Le constituant précise que «le président de la République ne peut être mis en accusation que par l'Assemblée nationale et le Sénat statuant par un vote identique au scrutin public et à la majorité des 4/5 des membres la composant». Enfin, «l'organisation, la composition, les conditions .de saisine ainsi que la procédure suivie devant la Haute cour de justice sont déterminées par une loi».


Questions:

Pourquoi cette Haute cour, fruit du compromis historique- de la Tripartite de 1991, n'est-elle pas toujours en place ? Que redoute le chef de l'Etat alors que son parti, le Rdpc, jouit d'une majorité écrasante dans les deux chambres du parlement ? Qui répondra des actes posés par le chef de l'Etat durant son règne?


Bon à savoir:

La Haute cour de justice est différente du Tribunal criminel spécial. La juridiction citée, déjà en activité, est compétente pour connaître, lorsque le préjudice est d'un montant minimum de 50 millions FCFA, des infractions de détournements de deniers publics et des infractions connexes prévues par le Code pénal et les conventions internationales ratifiées par le Cameroun.

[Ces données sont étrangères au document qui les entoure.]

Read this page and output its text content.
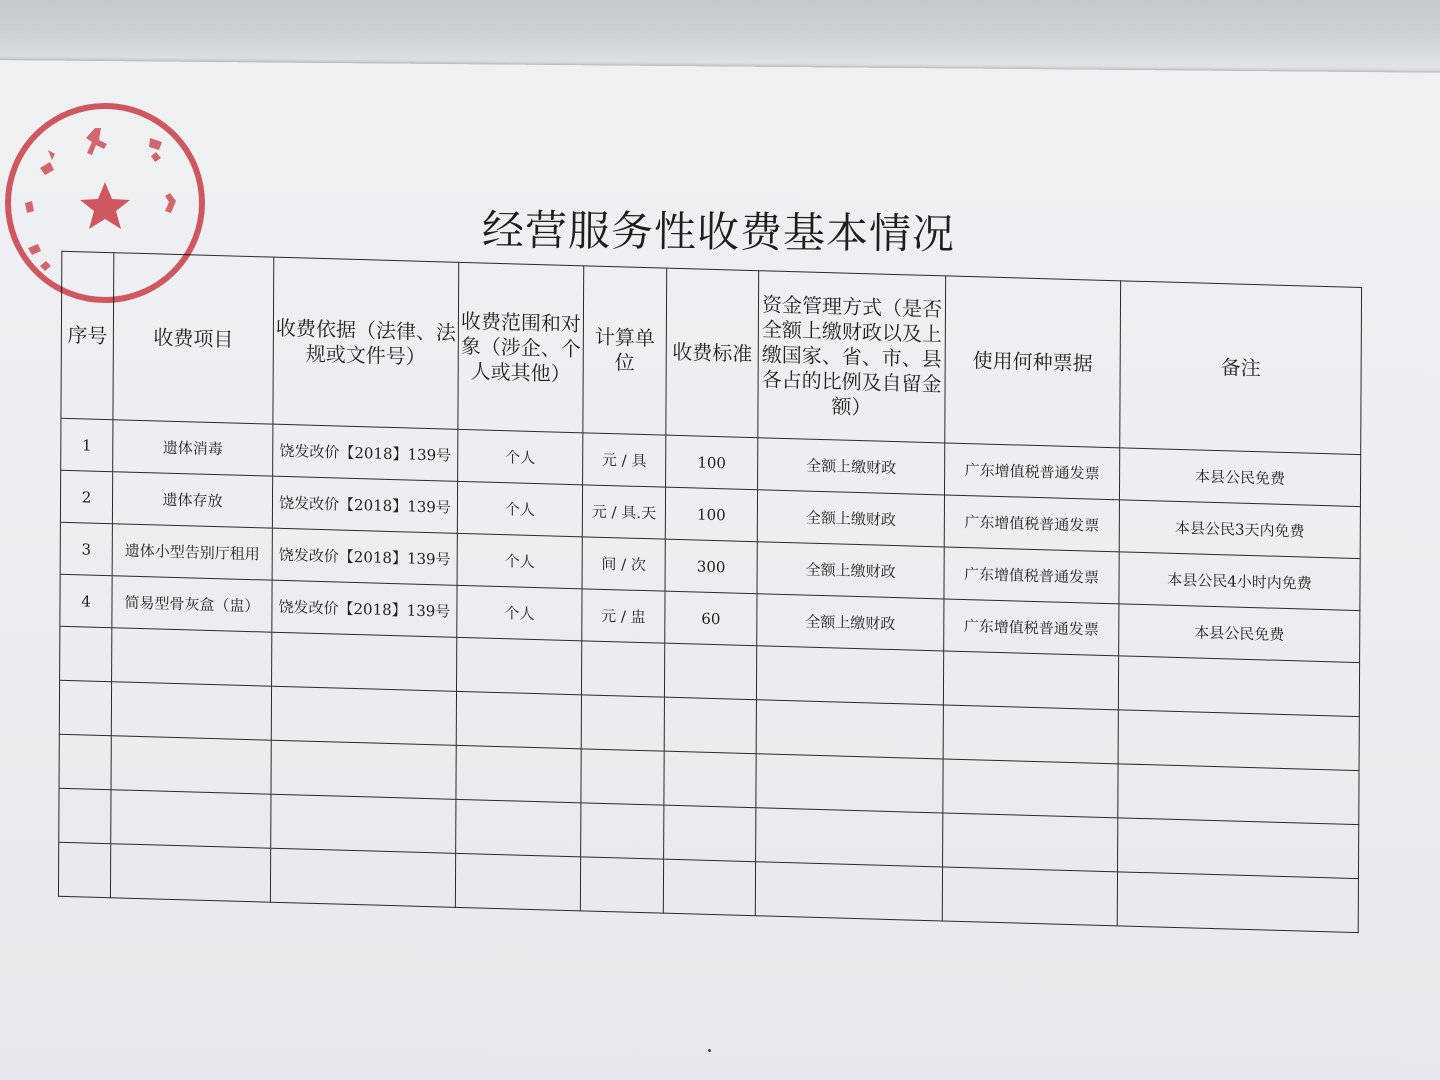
经营服务性收费基本情况
序号	收费项目	收费依据（法律、法规或文件号）	收费范围和对象（涉企、个人或其他）	计算单位	收费标准	资金管理方式（是否全额上缴财政以及上缴国家、省、市、县各占的比例及自留金额）	使用何种票据	备注
1	遗体消毒	饶发改价【2018】139号	个人	元 / 具	100	全额上缴财政	广东增值税普通发票	本县公民免费
2	遗体存放	饶发改价【2018】139号	个人	元 / 具.天	100	全额上缴财政	广东增值税普通发票	本县公民3天内免费
3	遗体小型告别厅租用	饶发改价【2018】139号	个人	间 / 次	300	全额上缴财政	广东增值税普通发票	本县公民4小时内免费
4	简易型骨灰盒（盅）	饶发改价【2018】139号	个人	元 / 盅	60	全额上缴财政	广东增值税普通发票	本县公民免费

Là aussi, il va de soi, en l'état actuel des choses, qu'aucun procureur saisi d'une plainte, d'une dénonciation ou d'une requête visant le président de la République, n'ouvrira une enquête judiciaire.

Au plan international, le Cameroun ne faisant pas partie des Etats africains ayant ratifié le traité de Rome, relatif à la Cour pénale internationale (créé pour contribuer à mettre fin à l'impunité des auteurs des crimes les plus graves qui touchent la communauté internationale et partant pour renforcer l'Etat de droit, promouvoir la paix, la sécurité et les droits de l'Homme dans le monde entier), le président Biya peut dormir sur ses deux oreilles. A moins que...


Le Chef est intouchable!

Les dispositions relatives à la Haute cour de justice sont probablement, de toutes les dispositions constitutionnelles depuis 1960, celles qui font l'objet de la plus faible sollicitude du constituant, un peu comme pour en souligner l'utilité simplement décorative, la personne du Chef étant perçue comme naturellement immunisée par rapport aux actes qu'elle pose. C'est à cette aune qu'il, faut considérer la retouche de l'article 53 de la Constitution relatif à cette juridiction qui n'a jamais fonctionné, avec la retouche de l'alinéa 1, la rédaction d'un alinéa 2 et surtout celle d'un alinéa 3 totalement nouveau dans l'histoire constitutionnelle du Cameroun depuis l'in-dépendance.

L'alinéa 1 réintègre la notion de «haute trahison» dans la Constitution, pour signifier que le président de la République ne peut être poursuivi dans l'exercice de ses fonctions que pour des actes qui revêtent un tel caractère. Cette notion avait été exclue de la Constitution avec la loi constitutionnelle du 18 janvier 1996, pour des raisons restées obscures, alors qu'elle figurait dans les textes constitutionnels depuis 1960. La haute trahison, faut-il le rappeler, n'a de sens que pour les actes relevant de la fonction présidentielle, lesquels seraient entachés d'une particulière ignominie ou d'un t gravité spéciale au regard de l'intérêt supérieur de l'Etat et de la nation (...).

Les modalités de mise en accusation retenues sont particulièrement lourdes et compliquées à mettre en mouvement, avec du reste un scrutin public, ce qui traduit le souci de ne pas engager un tel processus à la légère, mais aussi de mettre le président de la République à l'abri d'une action en responsabilité, la majorité des 4/5 du parlement étant difficile à réunir (...).

La haute trahison serait une situation tellement grave et objective, impossible à dissimuler, qu'elle est évidemment perceptible ou n'est pas. Il peut y avoir des erreurs d'appréciation dans l'accomplissement des fonctions, des décisions politiquement contestables, inopportunes, partisanes, etc. mais une méconnaissance des contraintes juridiques et symboliques liées à sa charge n'est pas une occurrence quotidienne susceptible de passer inaperçue. Le débat, naturellement, reste ouvert à ce sujet quant au véritable programme normatif de cet alinéa 3 nouveau de l'article 53 de la Constitution.